CS 579 Spring 2005: Assignment 3

CS579 Machine Learning: Assignment #3.

Due: at the beginning of the lecture on Tuesday, March 8.

Problem 1 In this problem, you will use the WEKA system to analyze two data sets. You will apply three learning algorithms to each data set and compare their performance.

Learning Algorithms. We will compare LMS, Naive Bayes Simple, and 1R classifier.
Data Sets. We will apply these three algorithms to the data sets
1. contact-lenses.arff (from data directory in weka), and
2. http://www.cs.nmsu.edu/~ipivkina/cs579/Homework/hepatitis.arff (taken from UCI Repository).
Instructions on using Weka.
These instructions will describe how to apply the learning algorithms to a data set.
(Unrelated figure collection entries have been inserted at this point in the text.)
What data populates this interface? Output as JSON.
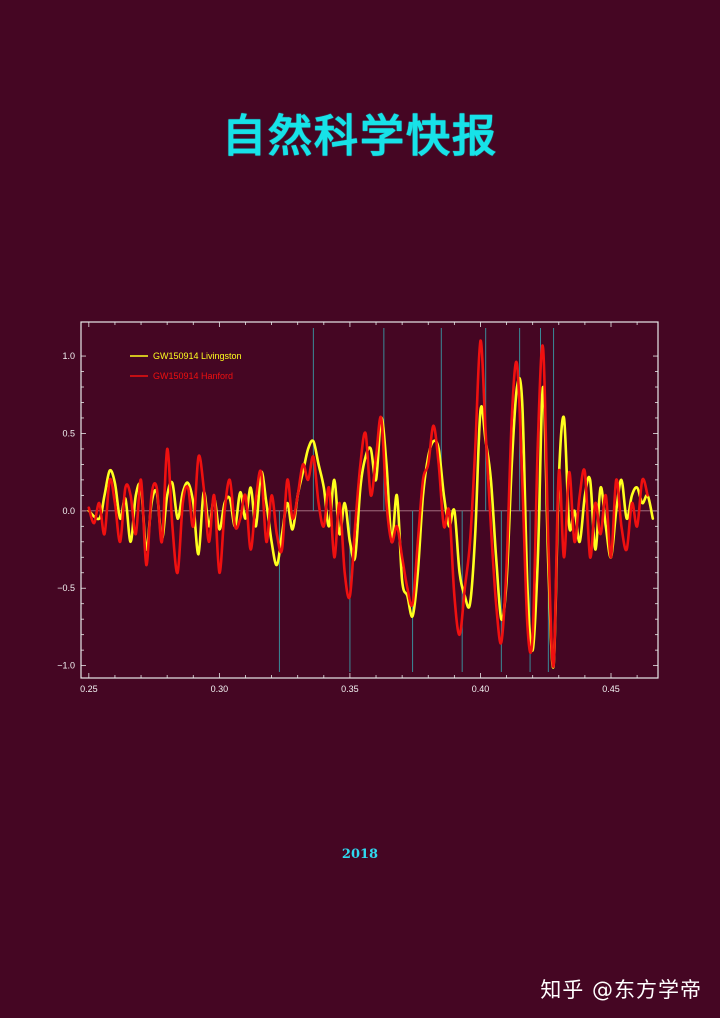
{
  "title": "自然科学快报",
  "year": "2018",
  "watermark": "知乎 @东方学帝",
  "colors": {
    "background": "#450623",
    "title": "#17e2e8",
    "livingston": "#ffff1e",
    "hanford": "#ef1010",
    "marker_lines": "#3a8a97",
    "frame": "#e8e8e8"
  },
  "chart_data": {
    "type": "line",
    "title": "",
    "xlabel": "",
    "ylabel": "",
    "xlim": [
      0.247,
      0.468
    ],
    "ylim": [
      -1.08,
      1.22
    ],
    "xticks": [
      0.25,
      0.3,
      0.35,
      0.4,
      0.45
    ],
    "xtick_labels": [
      "0.25",
      "0.30",
      "0.35",
      "0.40",
      "0.45"
    ],
    "yticks": [
      -1.0,
      -0.5,
      0.0,
      0.5,
      1.0
    ],
    "ytick_labels": [
      "−1.0",
      "−0.5",
      "0.0",
      "0.5",
      "1.0"
    ],
    "legend_position": "top-left",
    "grid": false,
    "zero_line": true,
    "marker_lines_top": [
      0.336,
      0.363,
      0.385,
      0.402,
      0.415,
      0.423,
      0.428
    ],
    "marker_lines_bottom": [
      0.323,
      0.35,
      0.374,
      0.393,
      0.408,
      0.419,
      0.426
    ],
    "series": [
      {
        "name": "GW150914 Livingston",
        "color": "#ffff1e",
        "x": [
          0.25,
          0.254,
          0.256,
          0.258,
          0.26,
          0.262,
          0.264,
          0.266,
          0.268,
          0.27,
          0.272,
          0.274,
          0.276,
          0.278,
          0.28,
          0.282,
          0.284,
          0.286,
          0.288,
          0.29,
          0.292,
          0.294,
          0.296,
          0.298,
          0.3,
          0.302,
          0.304,
          0.306,
          0.308,
          0.31,
          0.312,
          0.314,
          0.316,
          0.318,
          0.32,
          0.322,
          0.324,
          0.326,
          0.328,
          0.33,
          0.332,
          0.334,
          0.336,
          0.338,
          0.34,
          0.342,
          0.344,
          0.346,
          0.348,
          0.35,
          0.352,
          0.354,
          0.356,
          0.358,
          0.36,
          0.362,
          0.364,
          0.366,
          0.368,
          0.37,
          0.372,
          0.374,
          0.376,
          0.378,
          0.38,
          0.382,
          0.384,
          0.386,
          0.388,
          0.39,
          0.392,
          0.394,
          0.396,
          0.398,
          0.4,
          0.402,
          0.404,
          0.406,
          0.408,
          0.41,
          0.412,
          0.414,
          0.416,
          0.418,
          0.42,
          0.422,
          0.424,
          0.426,
          0.428,
          0.43,
          0.432,
          0.434,
          0.436,
          0.438,
          0.44,
          0.442,
          0.444,
          0.446,
          0.448,
          0.45,
          0.452,
          0.454,
          0.456,
          0.458,
          0.46,
          0.462,
          0.464,
          0.466
        ],
        "y": [
          0.0,
          -0.05,
          0.1,
          0.26,
          0.18,
          -0.05,
          0.08,
          -0.2,
          0.1,
          0.15,
          -0.25,
          0.05,
          0.12,
          -0.18,
          0.1,
          0.18,
          -0.05,
          0.12,
          0.18,
          0.05,
          -0.28,
          0.12,
          -0.1,
          0.08,
          -0.12,
          0.05,
          0.08,
          -0.1,
          0.12,
          -0.05,
          0.15,
          -0.1,
          0.25,
          0.05,
          -0.2,
          -0.35,
          -0.15,
          0.05,
          -0.12,
          0.1,
          0.25,
          0.4,
          0.45,
          0.3,
          0.15,
          -0.1,
          0.2,
          -0.15,
          0.05,
          -0.2,
          -0.3,
          0.15,
          0.35,
          0.4,
          0.2,
          0.6,
          0.3,
          -0.2,
          0.1,
          -0.45,
          -0.55,
          -0.68,
          -0.4,
          0.1,
          0.35,
          0.45,
          0.4,
          0.1,
          -0.1,
          0.0,
          -0.4,
          -0.55,
          -0.6,
          -0.15,
          0.65,
          0.45,
          0.2,
          -0.3,
          -0.7,
          -0.45,
          0.3,
          0.8,
          0.7,
          -0.5,
          -0.9,
          -0.3,
          0.8,
          -0.35,
          -1.0,
          0.2,
          0.6,
          -0.1,
          0.0,
          -0.2,
          0.1,
          0.2,
          -0.25,
          0.15,
          -0.1,
          -0.3,
          0.0,
          0.2,
          -0.05,
          0.1,
          0.15,
          0.05,
          0.1,
          -0.05
        ]
      },
      {
        "name": "GW150914 Hanford",
        "color": "#ef1010",
        "x": [
          0.25,
          0.252,
          0.254,
          0.256,
          0.258,
          0.26,
          0.262,
          0.264,
          0.266,
          0.268,
          0.27,
          0.272,
          0.274,
          0.276,
          0.278,
          0.28,
          0.282,
          0.284,
          0.286,
          0.288,
          0.29,
          0.292,
          0.294,
          0.296,
          0.298,
          0.3,
          0.302,
          0.304,
          0.306,
          0.308,
          0.31,
          0.312,
          0.314,
          0.316,
          0.318,
          0.32,
          0.322,
          0.324,
          0.326,
          0.328,
          0.33,
          0.332,
          0.334,
          0.336,
          0.338,
          0.34,
          0.342,
          0.344,
          0.346,
          0.348,
          0.35,
          0.352,
          0.354,
          0.356,
          0.358,
          0.36,
          0.362,
          0.364,
          0.366,
          0.368,
          0.37,
          0.372,
          0.374,
          0.376,
          0.378,
          0.38,
          0.382,
          0.384,
          0.386,
          0.388,
          0.39,
          0.392,
          0.394,
          0.396,
          0.398,
          0.4,
          0.402,
          0.404,
          0.406,
          0.408,
          0.41,
          0.412,
          0.414,
          0.416,
          0.418,
          0.42,
          0.422,
          0.424,
          0.426,
          0.428,
          0.43,
          0.432,
          0.434,
          0.436,
          0.438,
          0.44,
          0.442,
          0.444,
          0.446,
          0.448,
          0.45,
          0.452,
          0.454,
          0.456,
          0.458,
          0.46,
          0.462,
          0.464
        ],
        "y": [
          0.02,
          -0.08,
          0.05,
          -0.15,
          0.2,
          0.05,
          -0.2,
          0.15,
          0.1,
          -0.15,
          0.2,
          -0.35,
          0.1,
          0.15,
          -0.2,
          0.4,
          -0.1,
          -0.4,
          0.05,
          0.15,
          -0.1,
          0.35,
          0.15,
          -0.2,
          0.1,
          -0.4,
          0.0,
          0.2,
          -0.1,
          -0.05,
          0.1,
          -0.25,
          0.08,
          0.25,
          -0.2,
          0.1,
          -0.15,
          -0.25,
          0.2,
          -0.05,
          0.1,
          0.3,
          0.2,
          0.35,
          0.05,
          -0.1,
          0.15,
          -0.3,
          0.05,
          -0.4,
          -0.55,
          -0.1,
          0.3,
          0.5,
          0.1,
          0.35,
          0.6,
          0.05,
          -0.2,
          -0.1,
          -0.3,
          -0.5,
          -0.6,
          -0.2,
          0.2,
          0.3,
          0.55,
          0.3,
          -0.1,
          0.0,
          -0.55,
          -0.8,
          -0.5,
          -0.2,
          0.4,
          1.1,
          0.5,
          -0.1,
          -0.6,
          -0.85,
          -0.35,
          0.6,
          0.95,
          0.2,
          -0.75,
          -0.8,
          0.45,
          1.05,
          -0.2,
          -1.0,
          0.25,
          -0.3,
          0.25,
          -0.2,
          0.1,
          0.25,
          -0.3,
          0.05,
          -0.15,
          0.1,
          -0.3,
          0.2,
          -0.1,
          -0.25,
          0.05,
          -0.1,
          0.2,
          0.1
        ]
      }
    ]
  }
}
Please refer to WEKA Explorer user guide for more information.
When you start up Weka, click on the Explorer button in the WEKA GUI Chooser. This opens a large panel with several tabs, and the Preprocess tab will already be selected.
Click on "Open file...", and then select the data file you want to use (an .arff file). The Explorer window should now show number of instances, number of attributes, a list of attributes. Click on different attributes from the list on the left and see the corresponding table and the bar plot on the right-hand side of the window. You need to understand what they mean.
Now click on the "Classify" tab of the Explorer window and examine the "Test options" panel. For this assignment we will use two test options: use training set and percentage split.
Now we need to select the learning algorithm to apply. Go to the "Classifier" panel (near the top) which initially shows two buttons: "Choose" and "ZeroR". (ZeroR is a very simple rule-learning algorithm.) The general idea of this user interface is that if you click on "Choose" you can choose a different algorithm. If you click on "ZeroR" (or whatever algorithm name is displayed there), you can set the parameters for the algorithm.
Click on "Choose", and you will see a hierarchical display whose top level is "weka", whose second level is "classifiers", and whose third level contains seven general kinds of classifiers: "bayes", "functions", "lazy", "meta", "misc", "trees", "rules". To choose NaiveBayesSimple, click on the "bayes" indicator and then select "NaiveBayesSimple". To select 1R, choose "rules" and then "OneR". The process for selecting LMS is a bit more complex. First, choose "meta" and then "ClassificationViaRegression". This is a "meta-level" classifier that converts a classification problem into a regression problem. Now we must tell it which regression algorithm to employ. Click on "ClassificationViaRegression" and you will see two entries "classifier" and "debug". The "classifier" entry has two buttons: "Choose" and "M5P -M 4.0". This is where the regression algorithm is chosen. Select "Choose", then "functions", then "LinearRegression". Back at the "classifier" entry, now click on "LinearRegression", and you will see a GenericObjectEditor with four options. For "attributeSelectionMethod" select "No attribute selection". For "eliminateColinearAttributes" select "False". Now click "OK" twice, and we are ready to run the classifier.
Now we are ready to run the algorithm. Click on the "Start" button, and the Classifier Output window will show the output from the classifier. For Naive Bayes, this output consists of several sections:
- Run Information: Details of the data set
- Classifier model: The learned model. For naive bayes, each Num attribute is modeled by its own gaussian distribution. The output shows the mean and standard deviation of that gaussian along with the probabilities of the two classes.
- Evaluation on test set: This gives various statistics. The key item is the second one: Incorrectly Classified Instances will be expressed as a count and a percentage. You should report the percentages in your answer. One other item of interest comes at the very end: The Confusion Matrix. This shows how many false positive and false negative errors were made.
Results.
- For contact-lenses.arff data set for each of the three algorithms submit classifier models which were learned with (full) training set as a test option. Make sure that you know how they were obtained and what they mean.
- For both data sets, submit error rates of each of the three algorithms obtained with "training set" and "percentage split" as test options. (6 numbers for each data set).

Problem 2 Exercise 4 from section 9.8 of the book (p.195)

Problem 3 To reduce the cost of nearest neighbor algorithm a data structure called kd-tree may be used. A kd-tree is similar to a decision tree, except that we split using the median value along the dimension having the highest variance, and points are stored in every internal node (the leaves are empty). The following figure shows an example of kd-tree and how it splits the x,y plane.

Propose an algorithm for finding the nearest neighbor of a point given a kd-tree.